Writ of Error to the Superior Court for New Castle County.

This case was based upon a trade acceptance in the following terms:

"Protested 11/5/34

"L.W.S N.P.

"New York, N.Y. Aug. 3rd, 1934

"On November 3, 1934

"Pay to the Order of Thynn Tab Company, Inc., New York, N.Y Forty-eight dollars ($ 48.00).

"The obligation of the acceptor hereof arises from the purchase of goods from the drawer. 522918

"Trade Acceptance

"To L. Bartoshesky,

"603 E. Seventh St.,

"Wilmington Del.

"Thynn Tab Company, Inc.

"By Wm. A. Kolbery, Pres.

[Written across the face]

"Accepted August 3rd., 1934.

"Payable at Industrial Trust Co.,

"L. Bartoshesky, Authorized Nov. 5.

[On the back of above]

"L. Bartoshesky,

"Pharmacist.

"Thynn Tab Co. Inc.

"By Wm. A. Kilbert, Pres.

"Houston Trading Corp.

"J. Ewing Bigelow, Sec.

"Benjamin Berkowitz, Pres.

"Pay to Federal Reserve Bank or order,

"Prior endorsement Guaranteed, Manufacturers Trust Company, 44 Union Square East, N.Y. City.
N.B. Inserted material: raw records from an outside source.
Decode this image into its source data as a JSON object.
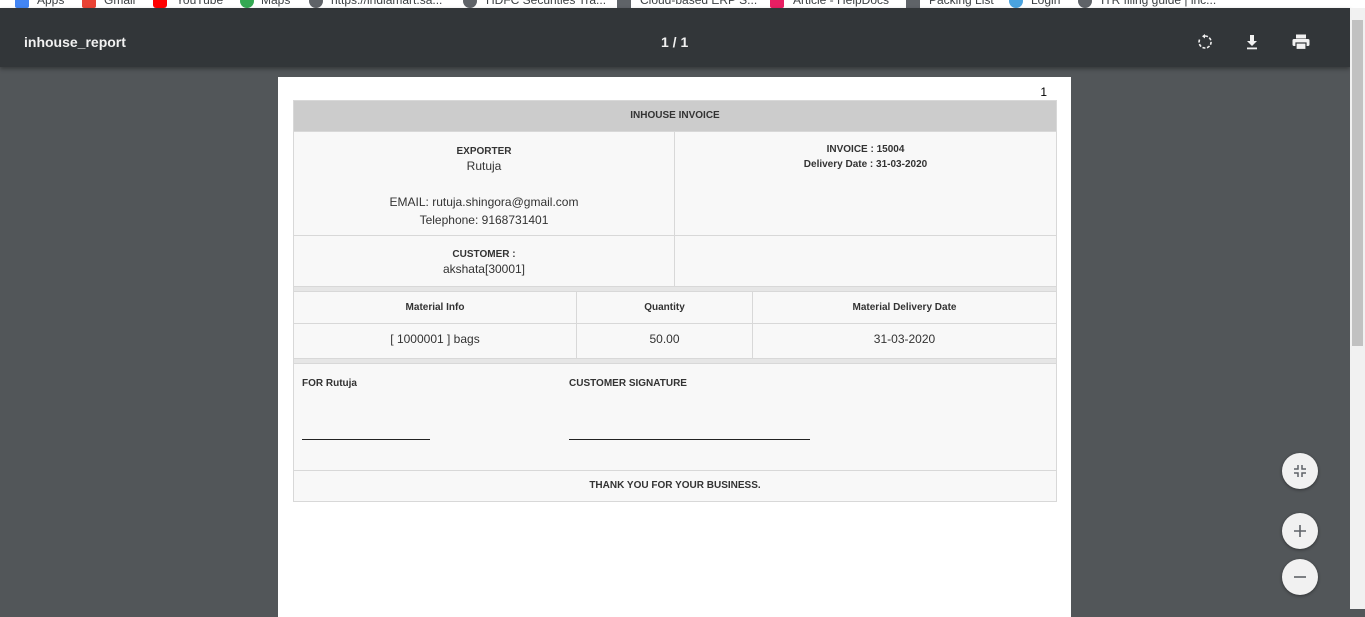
{
  "bookmarks": [
    "Apps",
    "Gmail",
    "YouTube",
    "Maps",
    "https://indiamart.sa...",
    "HDFC Securities Tra...",
    "Cloud-based ERP S...",
    "Article - HelpDocs",
    "Packing List",
    "Login",
    "ITR filing guide | inc..."
  ],
  "toolbar": {
    "title": "inhouse_report",
    "page_indicator": "1 / 1",
    "rotate_icon": "rotate-icon",
    "download_icon": "download-icon",
    "print_icon": "print-icon"
  },
  "page": {
    "number": "1",
    "invoice": {
      "heading": "INHOUSE INVOICE",
      "exporter_label": "EXPORTER",
      "exporter_name": "Rutuja",
      "email": "EMAIL: rutuja.shingora@gmail.com",
      "telephone": "Telephone: 9168731401",
      "invoice_no": "INVOICE : 15004",
      "delivery_date": "Delivery Date : 31-03-2020",
      "customer_label": "CUSTOMER :",
      "customer_name": "akshata[30001]",
      "table": {
        "headers": [
          "Material Info",
          "Quantity",
          "Material Delivery Date"
        ],
        "rows": [
          [
            "[ 1000001 ] bags",
            "50.00",
            "31-03-2020"
          ]
        ]
      },
      "for_label": "FOR Rutuja",
      "customer_signature_label": "CUSTOMER SIGNATURE",
      "footer": "THANK YOU FOR YOUR BUSINESS."
    }
  },
  "zoom": {
    "fit_icon": "fit-to-page-icon",
    "zoom_in_icon": "plus-icon",
    "zoom_out_icon": "minus-icon"
  },
  "colors": {
    "toolbar_bg": "#323639",
    "viewer_bg": "#525659",
    "header_gray": "#cccccc"
  }
}
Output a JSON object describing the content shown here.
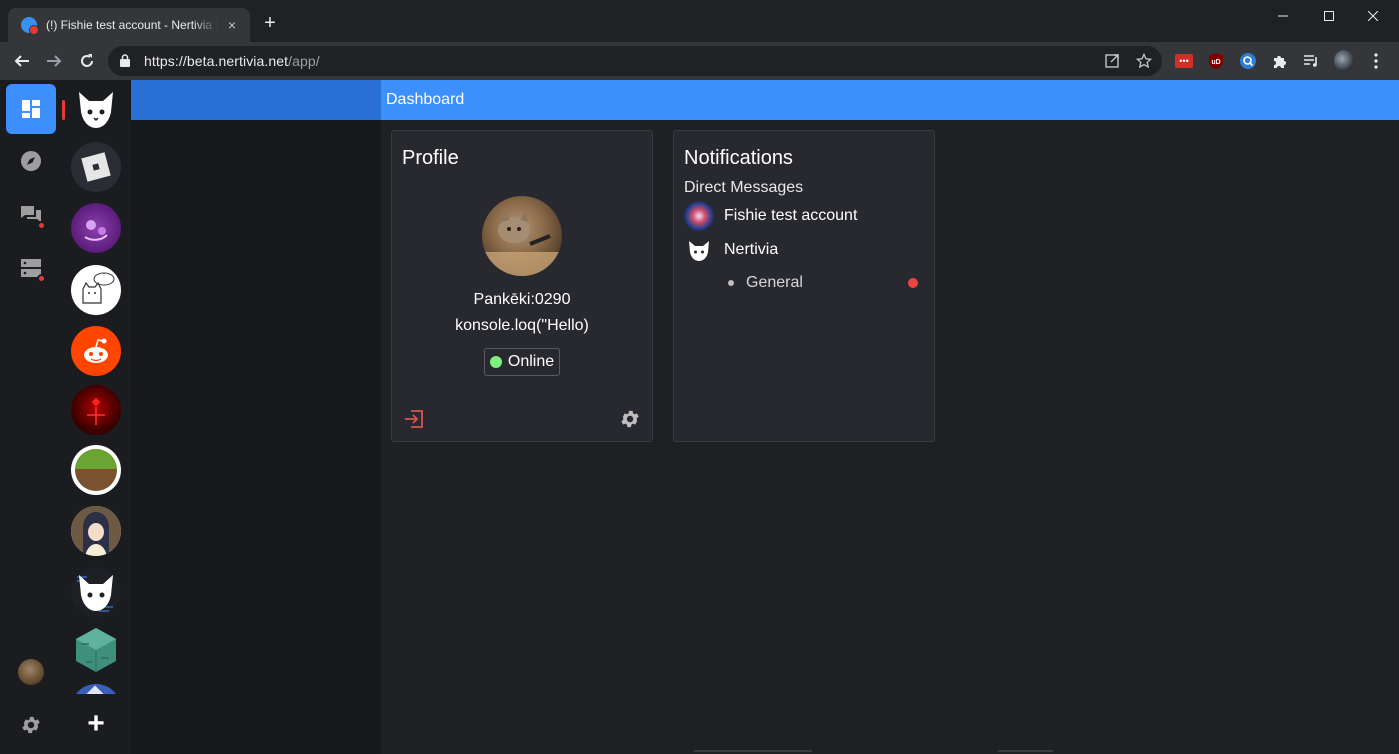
{
  "browser": {
    "tab_title": "(!) Fishie test account - Nertivia Beta",
    "url_host": "https://beta.nertivia.net",
    "url_path": "/app/",
    "new_tab_symbol": "+",
    "tab_close_symbol": "×"
  },
  "extensions": [
    "lastpass-icon",
    "ublock-icon",
    "search-ext-icon",
    "puzzle-icon",
    "media-queue-icon",
    "profile-avatar"
  ],
  "nav_rail": {
    "items": [
      {
        "name": "dashboard-icon",
        "active": true
      },
      {
        "name": "explore-icon",
        "active": false
      },
      {
        "name": "direct-messages-icon",
        "active": false,
        "notification": true
      },
      {
        "name": "servers-icon",
        "active": false,
        "notification": true
      }
    ],
    "bottom": [
      "user-avatar",
      "settings-icon"
    ]
  },
  "server_list": {
    "servers": [
      {
        "name": "nertivia-server",
        "icon": "cat-logo"
      },
      {
        "name": "roblox-server",
        "icon": "roblox-logo"
      },
      {
        "name": "purple-server",
        "icon": "purple-blob"
      },
      {
        "name": "doodle-server",
        "icon": "cat-doodle"
      },
      {
        "name": "reddit-server",
        "icon": "reddit-logo"
      },
      {
        "name": "dark-red-server",
        "icon": "red-abstract"
      },
      {
        "name": "minecraft-server",
        "icon": "grass-block"
      },
      {
        "name": "anime-server",
        "icon": "anime-girl"
      },
      {
        "name": "code-cat-server",
        "icon": "cat-logo-dark"
      },
      {
        "name": "cube-server",
        "icon": "teal-cube"
      }
    ],
    "add_symbol": "+"
  },
  "header": {
    "title": "Dashboard"
  },
  "profile_card": {
    "title": "Profile",
    "username": "Pankēki:0290",
    "custom_status": "konsole.loq(\"Hello)",
    "presence": "Online",
    "presence_color": "#7ef07e",
    "logout_icon": "logout-icon",
    "settings_icon": "gear-icon"
  },
  "notifications_card": {
    "title": "Notifications",
    "section": "Direct Messages",
    "dm": {
      "name": "Fishie test account"
    },
    "server": {
      "name": "Nertivia"
    },
    "channel": {
      "name": "General",
      "unread": true
    }
  },
  "colors": {
    "accent": "#3d8ffc",
    "unread": "#ef4444",
    "online": "#7ef07e"
  }
}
"Pay to the order of Any Bank or Trust Co.

"For Collection

"Prior endorsements guaranteed 3-4 Oct 29 1934

"3-4 Federal Reserve Bank of Philadelphia,

"Collection Department."

Suit was brought by the Plaintiff Below in the Court of Common Pleas of New Castle County. After the filing of the statement of claim the suit was removed by the Defendant Below, Plaintiff in Error, to the Superior Court, pursuant to Section 5815 of the Revised Code of 1935. The Plaintiff in Error then demurred to the statement of claim, which demurrer was over-ruled and there was an election to take final judgment on the demurrer.

The assignments of error are substantially identical with the causes of demurrer and allege error in over-ruling the demurrer because the first pleading (the statement of claim) was uncertain, indefinite, informal and defective in four particulars:

1. That the statement of claim alleged that the trade acceptance had been payable at "Industrial Trust Company, Wilmington, Delaware" whereas the copy of the trade acceptance attached to the statement of claim showed that it was payable at "Industrial Trust Company", without further notation.

2. That the statement of claim did not sufficiently allege that the trade acceptance had been accepted by the defendant "Louis Bartoshesky", the said trade acceptance having simply been signed, as accepted, by "L. Bartoshesky."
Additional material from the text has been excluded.